What you're agreeing to
Tinder owns a permanent license to use your photos and profile information however it wants, including for advertising. You can be banned without warning and lose all paid features with no refund. All disputes go to binding arbitration, so you cannot sue Tinder or join a class-action lawsuit.
Privacy in plain English
Tinder collects your precise GPS location, sexual orientation, relationship preferences, and every swipe, match, and message you send. This data is shared with Match Group's family of dating apps and advertising partners. Tinder has been fined by regulators for sharing sensitive user data, including HIV status, with advertisers.

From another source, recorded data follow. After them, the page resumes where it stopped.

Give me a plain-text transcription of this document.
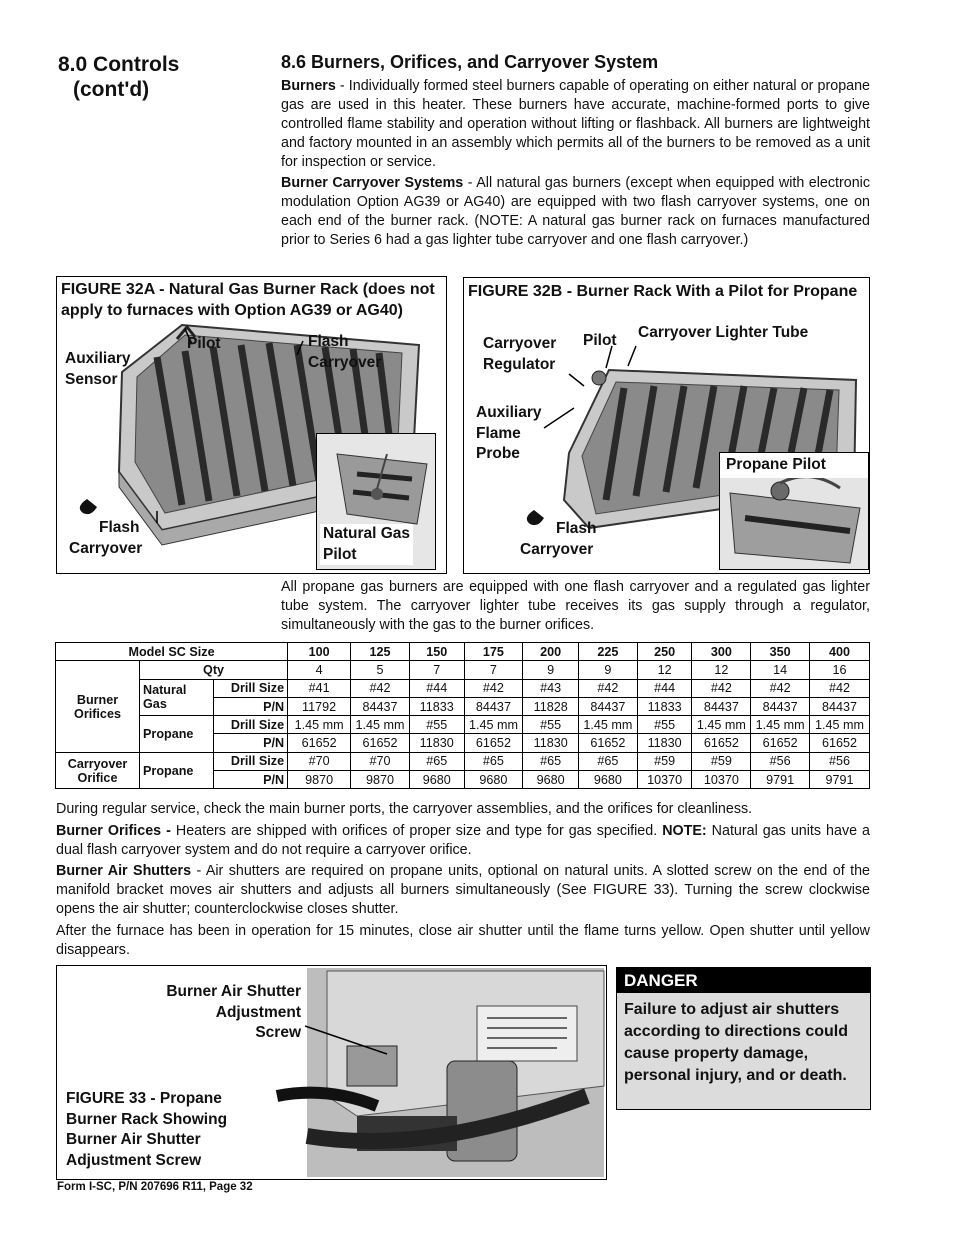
8.0 Controls
(cont'd)
8.6 Burners, Orifices, and Carryover System

Burners - Individually formed steel burners capable of operating on either natural or propane gas are used in this heater. These burners have accurate, machine-formed ports to give controlled flame stability and operation without lifting or flashback. All burners are lightweight and factory mounted in an assembly which permits all of the burners to be removed as a unit for inspection or service.

Burner Carryover Systems - All natural gas burners (except when equipped with electronic modulation Option AG39 or AG40) are equipped with two flash carryover systems, one on each end of the burner rack. (NOTE: A natural gas burner rack on furnaces manufactured prior to Series 6 had a gas lighter tube carryover and one flash carryover.)

FIGURE 32A - Natural Gas Burner Rack (does not apply to furnaces with Option AG39 or AG40)
Auxiliary
Sensor
Pilot	Flash
Carryover
Flash
Carryover
Natural Gas
Pilot
FIGURE 32B - Burner Rack With a Pilot for Propane
Carryover
Regulator
Pilot Carryover Lighter Tube
Auxiliary
Flame
Probe
Flash
Carryover
Propane Pilot

All propane gas burners are equipped with one flash carryover and a regulated gas lighter tube system. The carryover lighter tube receives its gas supply through a regulator, simultaneously with the gas to the burner orifices.

Model SC Size			100	125	150	175	200	225	250	300	350	400

Burner
Orifices	Qty		4	5	7	7	9	9	12	12	14	16

	Natural
Gas	Drill Size	#41	#42	#44	#42	#43	#42	#44	#42	#42	#42
		P/N	11792	84437	11833	84437	11828	84437	11833	84437	84437	84437
	Propane	Drill Size	1.45 mm	1.45 mm	#55	1.45 mm	#55	1.45 mm	#55	1.45 mm	1.45 mm	1.45 mm
		P/N	61652	61652	11830	61652	11830	61652	11830	61652	61652	61652

Carryover
Orifice	Propane	Drill Size	#70	#70	#65	#65	#65	#65	#59	#59	#56	#56
		P/N	9870	9870	9680	9680	9680	9680	10370	10370	9791	9791

During regular service, check the main burner ports, the carryover assemblies, and the orifices for cleanliness.

Burner Orifices - Heaters are shipped with orifices of proper size and type for gas specified. NOTE: Natural gas units have a dual flash carryover system and do not require a carryover orifice.

Burner Air Shutters - Air shutters are required on propane units, optional on natural units. A slotted screw on the end of the manifold bracket moves air shutters and adjusts all burners simultaneously (See FIGURE 33). Turning the screw clockwise opens the air shutter; counterclockwise closes shutter.

After the furnace has been in operation for 15 minutes, close air shutter until the flame turns yellow. Open shutter until yellow disappears.

Burner Air Shutter
Adjustment
Screw
FIGURE 33 - Propane
Burner Rack Showing
Burner Air Shutter
Adjustment Screw
DANGER
Failure to adjust air shutters according to directions could cause property damage, personal injury, and or death.
Form I-SC, P/N 207696 R11, Page 32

Terms of Service: Breakdown
This means your selfies and bio can appear in Tinder ads without your permission.
Key Clauses- Photo license: Tinder can use your profile photos in promotional materials, including ads shown to non-users.
- No refunds: If your account is banned, you lose your subscription immediately with no recourse, even mid-billing cycle.
- Forced arbitration: You have waived your right to take Tinder to court. Any claim must be settled in private arbitration where Tinder sets the rules.
- your swipe data and behavioral patterns are shared with Match Group apps including Hinge and OkCupid.
Privacy Policy: Breakdown
This means they have a detailed map of your romantic and sexual history inside the app.
Red Flags- Location precision: Tinder logs your exact GPS coordinates every time you open the app, building a movement history that reveals your home, workplace, and daily routine.
- Sensitive data sales: Norwegian regulators fined Tinder for sharing users' HIV status and sexual orientation with advertising data brokers without consent.
- Data breach history: Tinder suffered a breach exposing 70,000 user photos in 2020. The company did not notify affected users.
- behavioral data including sexual preferences and message sentiment flows to Match Group's ad network.